Opposition leaders wasted little time attacking the government’s collapse. Benny Gantz called it the failure of one of the worst governments in Israeli history, while Yair Lapid signaled his bloc was already preparing for elections.
But the damage to Netanyahu may go beyond another political setback.
For decades, Netanyahu cultivated an image as Israel’s ultimate political survivor, a master tactician capable of escaping scandals, elections and internal revolts that would destroy other leaders. Yet this crisis cuts deeper because it reveals the limits of transactional politics.
He empowered factions he could no longer control.

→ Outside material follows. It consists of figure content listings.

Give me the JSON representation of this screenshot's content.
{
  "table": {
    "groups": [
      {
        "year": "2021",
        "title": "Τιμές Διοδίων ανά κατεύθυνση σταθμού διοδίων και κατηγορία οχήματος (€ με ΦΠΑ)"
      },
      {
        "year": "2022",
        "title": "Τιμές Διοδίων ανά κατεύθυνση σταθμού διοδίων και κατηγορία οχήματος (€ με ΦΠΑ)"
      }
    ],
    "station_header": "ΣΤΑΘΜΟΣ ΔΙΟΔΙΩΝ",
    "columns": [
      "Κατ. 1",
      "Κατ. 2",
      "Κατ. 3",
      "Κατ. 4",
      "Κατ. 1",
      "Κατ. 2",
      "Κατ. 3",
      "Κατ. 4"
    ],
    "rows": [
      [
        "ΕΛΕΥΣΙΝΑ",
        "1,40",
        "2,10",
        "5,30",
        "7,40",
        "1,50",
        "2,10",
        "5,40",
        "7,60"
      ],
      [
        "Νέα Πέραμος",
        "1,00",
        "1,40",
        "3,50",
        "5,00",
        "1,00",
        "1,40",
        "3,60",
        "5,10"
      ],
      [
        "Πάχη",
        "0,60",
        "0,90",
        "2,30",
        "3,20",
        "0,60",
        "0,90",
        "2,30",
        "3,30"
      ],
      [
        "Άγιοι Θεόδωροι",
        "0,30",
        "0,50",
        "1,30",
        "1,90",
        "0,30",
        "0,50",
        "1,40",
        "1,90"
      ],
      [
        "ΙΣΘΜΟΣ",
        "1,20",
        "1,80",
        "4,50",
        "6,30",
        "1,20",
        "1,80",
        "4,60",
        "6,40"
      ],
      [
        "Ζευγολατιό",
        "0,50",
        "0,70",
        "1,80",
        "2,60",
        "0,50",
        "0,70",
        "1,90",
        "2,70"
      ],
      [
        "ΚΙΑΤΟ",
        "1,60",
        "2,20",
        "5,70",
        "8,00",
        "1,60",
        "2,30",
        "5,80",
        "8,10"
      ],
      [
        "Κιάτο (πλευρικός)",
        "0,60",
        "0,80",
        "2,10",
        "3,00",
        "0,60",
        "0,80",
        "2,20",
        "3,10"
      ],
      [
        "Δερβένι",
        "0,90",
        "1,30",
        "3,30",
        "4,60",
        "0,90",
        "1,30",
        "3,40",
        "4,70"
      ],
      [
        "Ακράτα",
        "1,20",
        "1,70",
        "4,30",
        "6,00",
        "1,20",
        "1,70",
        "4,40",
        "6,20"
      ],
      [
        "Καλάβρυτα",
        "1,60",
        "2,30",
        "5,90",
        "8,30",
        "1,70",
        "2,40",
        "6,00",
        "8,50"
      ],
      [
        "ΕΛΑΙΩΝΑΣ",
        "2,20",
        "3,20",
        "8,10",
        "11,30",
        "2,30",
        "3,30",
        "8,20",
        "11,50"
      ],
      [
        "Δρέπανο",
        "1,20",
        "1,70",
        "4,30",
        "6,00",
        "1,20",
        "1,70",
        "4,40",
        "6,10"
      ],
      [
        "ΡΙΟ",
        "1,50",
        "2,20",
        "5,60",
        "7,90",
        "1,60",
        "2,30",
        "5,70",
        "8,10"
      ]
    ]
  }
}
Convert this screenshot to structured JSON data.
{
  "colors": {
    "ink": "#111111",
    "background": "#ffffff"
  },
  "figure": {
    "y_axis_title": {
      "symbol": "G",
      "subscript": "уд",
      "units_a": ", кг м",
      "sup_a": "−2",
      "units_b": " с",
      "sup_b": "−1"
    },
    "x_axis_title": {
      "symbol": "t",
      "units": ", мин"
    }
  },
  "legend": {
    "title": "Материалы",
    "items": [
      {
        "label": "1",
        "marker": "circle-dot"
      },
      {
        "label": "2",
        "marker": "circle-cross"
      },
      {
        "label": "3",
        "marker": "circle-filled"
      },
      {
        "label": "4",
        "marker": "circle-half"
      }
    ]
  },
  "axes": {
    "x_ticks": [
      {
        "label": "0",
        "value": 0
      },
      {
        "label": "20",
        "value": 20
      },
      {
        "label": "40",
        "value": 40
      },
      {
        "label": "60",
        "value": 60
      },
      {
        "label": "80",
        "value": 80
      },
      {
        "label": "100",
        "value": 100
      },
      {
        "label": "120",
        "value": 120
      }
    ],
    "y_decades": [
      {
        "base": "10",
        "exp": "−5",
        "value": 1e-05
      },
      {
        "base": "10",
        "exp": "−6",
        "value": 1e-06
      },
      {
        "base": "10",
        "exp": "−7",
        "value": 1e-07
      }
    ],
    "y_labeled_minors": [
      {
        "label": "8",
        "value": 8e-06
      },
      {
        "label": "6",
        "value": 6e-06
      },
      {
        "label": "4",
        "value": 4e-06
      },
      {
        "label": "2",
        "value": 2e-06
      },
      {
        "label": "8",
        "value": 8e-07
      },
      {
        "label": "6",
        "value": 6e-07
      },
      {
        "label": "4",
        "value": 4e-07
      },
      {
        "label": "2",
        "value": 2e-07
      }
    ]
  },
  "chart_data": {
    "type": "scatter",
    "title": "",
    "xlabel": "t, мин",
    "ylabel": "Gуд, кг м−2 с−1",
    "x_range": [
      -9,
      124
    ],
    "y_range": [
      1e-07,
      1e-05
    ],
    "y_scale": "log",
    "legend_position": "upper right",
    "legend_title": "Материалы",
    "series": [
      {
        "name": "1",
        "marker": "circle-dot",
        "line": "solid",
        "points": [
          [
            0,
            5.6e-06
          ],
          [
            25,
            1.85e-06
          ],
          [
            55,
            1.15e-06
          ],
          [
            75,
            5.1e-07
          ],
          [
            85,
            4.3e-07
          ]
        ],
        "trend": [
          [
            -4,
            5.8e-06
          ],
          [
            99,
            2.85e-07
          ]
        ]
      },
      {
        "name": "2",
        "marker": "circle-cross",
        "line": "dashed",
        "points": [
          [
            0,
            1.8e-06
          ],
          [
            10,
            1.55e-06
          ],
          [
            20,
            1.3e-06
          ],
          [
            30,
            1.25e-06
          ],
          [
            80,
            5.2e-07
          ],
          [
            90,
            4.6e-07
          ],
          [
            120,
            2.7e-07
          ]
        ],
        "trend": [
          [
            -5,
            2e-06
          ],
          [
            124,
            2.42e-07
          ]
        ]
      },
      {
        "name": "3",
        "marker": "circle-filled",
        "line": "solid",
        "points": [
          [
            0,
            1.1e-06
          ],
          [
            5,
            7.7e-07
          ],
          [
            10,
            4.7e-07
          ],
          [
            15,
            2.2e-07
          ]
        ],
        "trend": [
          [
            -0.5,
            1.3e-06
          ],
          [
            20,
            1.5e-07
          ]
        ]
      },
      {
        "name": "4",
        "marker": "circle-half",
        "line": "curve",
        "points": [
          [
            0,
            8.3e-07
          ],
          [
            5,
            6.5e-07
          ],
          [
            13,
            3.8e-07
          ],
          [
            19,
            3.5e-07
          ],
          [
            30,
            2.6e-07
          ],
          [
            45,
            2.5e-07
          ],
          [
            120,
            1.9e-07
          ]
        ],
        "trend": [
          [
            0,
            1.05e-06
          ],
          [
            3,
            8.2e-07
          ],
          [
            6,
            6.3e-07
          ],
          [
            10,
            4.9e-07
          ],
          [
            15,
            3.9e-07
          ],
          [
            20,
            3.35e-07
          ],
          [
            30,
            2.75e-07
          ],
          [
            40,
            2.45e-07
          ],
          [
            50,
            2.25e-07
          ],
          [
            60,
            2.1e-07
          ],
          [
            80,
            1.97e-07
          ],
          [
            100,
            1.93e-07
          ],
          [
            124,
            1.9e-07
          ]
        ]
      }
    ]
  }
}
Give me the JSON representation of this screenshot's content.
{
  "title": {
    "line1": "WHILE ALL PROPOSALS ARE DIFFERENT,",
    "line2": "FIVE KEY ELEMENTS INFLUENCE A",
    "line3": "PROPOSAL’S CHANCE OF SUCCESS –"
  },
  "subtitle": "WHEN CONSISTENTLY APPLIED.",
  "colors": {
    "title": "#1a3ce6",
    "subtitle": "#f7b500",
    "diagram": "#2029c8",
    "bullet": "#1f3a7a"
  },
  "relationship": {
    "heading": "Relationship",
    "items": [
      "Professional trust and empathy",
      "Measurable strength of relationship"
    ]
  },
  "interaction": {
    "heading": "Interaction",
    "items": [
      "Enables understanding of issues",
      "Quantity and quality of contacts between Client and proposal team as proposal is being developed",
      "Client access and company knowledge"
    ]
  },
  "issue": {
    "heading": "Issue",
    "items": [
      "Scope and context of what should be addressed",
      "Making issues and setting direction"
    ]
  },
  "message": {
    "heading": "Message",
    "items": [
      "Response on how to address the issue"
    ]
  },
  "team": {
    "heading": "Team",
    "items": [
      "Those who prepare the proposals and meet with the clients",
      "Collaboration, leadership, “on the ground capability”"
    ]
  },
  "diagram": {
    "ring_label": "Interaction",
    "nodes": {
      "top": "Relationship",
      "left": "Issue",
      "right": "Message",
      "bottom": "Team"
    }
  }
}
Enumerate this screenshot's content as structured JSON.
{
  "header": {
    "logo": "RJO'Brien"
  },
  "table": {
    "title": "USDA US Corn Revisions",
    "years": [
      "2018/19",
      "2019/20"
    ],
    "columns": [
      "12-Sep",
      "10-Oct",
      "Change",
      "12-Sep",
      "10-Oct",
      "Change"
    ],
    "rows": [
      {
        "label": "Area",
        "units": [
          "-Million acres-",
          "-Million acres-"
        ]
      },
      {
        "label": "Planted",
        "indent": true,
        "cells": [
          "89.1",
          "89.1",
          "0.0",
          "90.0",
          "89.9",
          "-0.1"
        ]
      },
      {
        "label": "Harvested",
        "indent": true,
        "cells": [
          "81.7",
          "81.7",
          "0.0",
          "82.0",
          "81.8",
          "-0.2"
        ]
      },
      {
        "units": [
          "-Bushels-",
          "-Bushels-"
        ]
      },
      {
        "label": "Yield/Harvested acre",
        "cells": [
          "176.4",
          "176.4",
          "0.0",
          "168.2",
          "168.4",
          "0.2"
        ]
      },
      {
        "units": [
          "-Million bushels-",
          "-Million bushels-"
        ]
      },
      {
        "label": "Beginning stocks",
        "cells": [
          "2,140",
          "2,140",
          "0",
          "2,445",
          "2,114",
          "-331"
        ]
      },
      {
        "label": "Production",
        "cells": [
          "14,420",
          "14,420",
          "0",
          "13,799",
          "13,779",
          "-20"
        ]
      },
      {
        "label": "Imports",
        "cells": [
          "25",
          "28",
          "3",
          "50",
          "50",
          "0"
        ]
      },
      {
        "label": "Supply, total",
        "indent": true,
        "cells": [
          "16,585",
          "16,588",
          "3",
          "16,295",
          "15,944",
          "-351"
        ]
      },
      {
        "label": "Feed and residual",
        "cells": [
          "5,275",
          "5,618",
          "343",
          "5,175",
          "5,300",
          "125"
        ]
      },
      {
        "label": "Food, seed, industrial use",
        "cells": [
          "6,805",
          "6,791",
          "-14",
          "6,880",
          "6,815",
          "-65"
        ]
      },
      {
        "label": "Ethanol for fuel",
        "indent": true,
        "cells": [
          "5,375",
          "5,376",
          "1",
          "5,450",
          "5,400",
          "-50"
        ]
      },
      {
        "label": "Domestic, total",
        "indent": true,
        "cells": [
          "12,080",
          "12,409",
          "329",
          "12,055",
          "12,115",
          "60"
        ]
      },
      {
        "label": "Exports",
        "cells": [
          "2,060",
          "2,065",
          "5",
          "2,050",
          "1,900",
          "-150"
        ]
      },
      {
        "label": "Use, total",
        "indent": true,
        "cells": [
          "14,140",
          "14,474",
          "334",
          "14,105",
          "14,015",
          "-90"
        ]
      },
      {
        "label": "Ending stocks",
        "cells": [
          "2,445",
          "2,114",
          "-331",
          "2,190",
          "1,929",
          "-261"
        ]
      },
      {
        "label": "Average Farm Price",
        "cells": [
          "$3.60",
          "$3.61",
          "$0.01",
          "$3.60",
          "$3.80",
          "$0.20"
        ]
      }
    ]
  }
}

He made promises he could no longer keep.
And in the end, the coalition he built to guarantee his survival may have become the instrument of his political humiliation.
Israel now heads toward another possible election with a fractured electorate, rising public frustration and no clear governing majority in sight. Polls suggest Netanyahu’s right-wing bloc may remain powerful, but potentially too weak to govern alone.
That uncertainty leaves Israel trapped in the same cycle that has consumed its politics for years: unstable coalitions, ideological warfare and leaders focused more on political preservation than national consensus.
For Netanyahu, the symbolism could not be more damaging. The man who once portrayed himself as the guardian of Israeli stability now leaves behind another collapsing government, another divided parliament and another nation preparing for political paralysis.
And this time, even his closest allies decided he was no longer worth saving.